Mobility is the most important digital technology priority for large enterprises, according to a new global study by Accenture has found, as 77% of global C-suite leaders identify it as a top five priority. Big data analytics came next with 72% putting it in the top five, followed by connected products at 65%.
Technological integration is the foundation for success in any business, and the insurance industry is no exception. Implementing technological advances, whether it is through mobile apps, cloud computing, social media or analytic tools, technology serves to drive market differentiation, business growth, innovation, adaptability, collaboration and profitability.
To examine how companies are using digital technologies in a technological age, Accenture surveyed nearly 1,500 C-level executives at companies in 14 countries, including 150 insurers. Its research led to four identifiable conclusions about the integration of technology in the business setting, listed in the Accenture Mobility Insights Report 2014:
- Strategic investment. Respondents view investment in digital technologies as being strategic, enabling them to engage with customers and promote growth, rather than being an addition to preexisting IT landscapes.
- Aggressive adoption. Companies are moving to adopt mobile technologies and applications that help them achieve specific business objectives and developing strategies to guide their efforts.
- Mobility challenges. In many cases, organizational and operational shortcomings have made it difficult for companies to take full advantage of mobile capabilities. Often, there can be a lack of formal metrics to measure effectiveness of efforts, as well as insufficient funding for mobile priorities.
- Mobility leaders. These “mobility leaders” are distinguished in Accenture’s research as companies that are more ambitious, strategic and implement a cross-company approach to mobility that is backed by involvement with senior leadership. Substantial monetary commitment is also in place to support the development of mobile capabilities.
Click through the following slides to learn more about Accenture’s key findings.
One of the greatest shortcomings in mobile integration among companies, according to the report, is that companies have not made substantial progress toward mobile priorities that are important to their businesses.
The most prevalent shortcoming among companies is a lack of formal metrics, which enable companies to measure the effectiveness of their mobile initiatives. Eighty-five percent of respondents do not have analytical metrics in place.
On average, just over 40% of companies have made at least “good progress” across their priorities. Less than half of respondents described their overall adoption and deployment of mobile technologies as effective.
Companies also struggle to determine where and how mobility can have the greatest impact. Eighty percent of respondents said that their organization does not have a formal process for evaluating, identifying and prioritizing the ways mobility can positively contribute to the business.
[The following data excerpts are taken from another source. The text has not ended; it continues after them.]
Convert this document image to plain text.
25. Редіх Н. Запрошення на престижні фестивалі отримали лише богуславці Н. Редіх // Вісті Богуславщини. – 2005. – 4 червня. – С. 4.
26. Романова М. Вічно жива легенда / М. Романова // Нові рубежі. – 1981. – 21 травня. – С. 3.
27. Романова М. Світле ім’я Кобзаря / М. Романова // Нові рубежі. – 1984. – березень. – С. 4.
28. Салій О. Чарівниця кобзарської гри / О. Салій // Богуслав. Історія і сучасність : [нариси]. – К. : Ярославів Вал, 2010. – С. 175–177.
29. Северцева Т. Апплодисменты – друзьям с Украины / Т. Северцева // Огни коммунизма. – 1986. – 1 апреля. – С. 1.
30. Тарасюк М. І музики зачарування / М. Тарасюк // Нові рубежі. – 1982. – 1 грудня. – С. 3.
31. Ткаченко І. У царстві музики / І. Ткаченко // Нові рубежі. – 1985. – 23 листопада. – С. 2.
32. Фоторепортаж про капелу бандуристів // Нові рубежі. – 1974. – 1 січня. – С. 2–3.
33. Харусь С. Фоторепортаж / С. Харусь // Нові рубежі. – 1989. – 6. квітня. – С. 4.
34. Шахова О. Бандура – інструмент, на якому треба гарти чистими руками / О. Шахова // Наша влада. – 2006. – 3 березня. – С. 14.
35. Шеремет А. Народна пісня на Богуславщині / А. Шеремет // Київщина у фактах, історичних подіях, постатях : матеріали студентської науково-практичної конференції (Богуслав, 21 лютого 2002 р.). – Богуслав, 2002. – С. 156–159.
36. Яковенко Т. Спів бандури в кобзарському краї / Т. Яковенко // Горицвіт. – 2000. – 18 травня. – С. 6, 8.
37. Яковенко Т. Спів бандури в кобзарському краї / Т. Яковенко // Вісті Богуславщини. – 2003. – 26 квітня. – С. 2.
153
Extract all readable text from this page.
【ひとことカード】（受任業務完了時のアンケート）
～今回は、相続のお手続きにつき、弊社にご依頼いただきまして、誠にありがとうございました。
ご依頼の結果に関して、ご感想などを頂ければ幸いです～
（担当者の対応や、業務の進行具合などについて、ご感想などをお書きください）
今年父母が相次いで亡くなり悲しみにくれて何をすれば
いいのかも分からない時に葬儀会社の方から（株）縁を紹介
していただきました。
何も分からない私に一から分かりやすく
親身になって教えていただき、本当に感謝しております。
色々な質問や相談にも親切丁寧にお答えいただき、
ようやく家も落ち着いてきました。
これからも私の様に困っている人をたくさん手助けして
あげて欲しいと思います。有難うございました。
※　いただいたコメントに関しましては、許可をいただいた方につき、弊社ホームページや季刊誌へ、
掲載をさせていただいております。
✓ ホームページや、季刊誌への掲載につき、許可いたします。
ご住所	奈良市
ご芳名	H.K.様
Other issues stem from the inability to keep pace with new mobile devices, systems, and services, having no clearly defined, centralized ownership of mobility initiatives within the organization, failing to develop new or redesigned business processes to incorporate mobility, and a lack of internal and external skills.
According to the survey, two-thirds of companies experience shortcomings related to the actual rollout of mobile capabilities, and this is likely preventing further progress. Developing and maintaining apps can also be one of the greatest struggles, as well, as it can also impact the a company’s ability to target customers with their app, as operating issues might dissuade customers from using it.
Keys to Success
Despite that 86% of survey respondents have not yet seen a payoff for mobility initiatives, one in 10 respondents reported having more than 100% return on mobility investments in the last two years. This group was designated as “mobility leaders,” and Accenture highlighted some of the trends in their strategies that strongly correlate with return on mobile investments.
The mobility leaders, however, are not the biggest or richest companies from the survey. Diversity in location and size of these companies prove that effective mobile implementation can generate return on the investment for almost any company.
The survey lists three traits of these tech leaders:
A formal, enterprise-wide mobility strategy and measurement: Mobility leaders are ahead of the curve as 43% of enterprises on average were found to have developed a formal mobile strategy, a vast improvement on the 23% that claimed one in a similar survey carried out by Accenture last year. Leaders also have a formal process for identifying, evaluating and prioritizing ways in which mobility can benefit business.
These leaders are distinguished because of their ambitious, strategic and cross-company approach to mobility that is backed by active involvement of the company’s senior leadership, and by substantial funding dedicated to mobile development. These companies also have a methodology in place for developing and deploying mobile apps.
Experiences of the mobility leaders suggest that success with mobility requires dedication of both resources and attention. Engagement with company leaders and commitment to building mobile capability as a core part of their operations have allowed these companies to stand apart from the rest.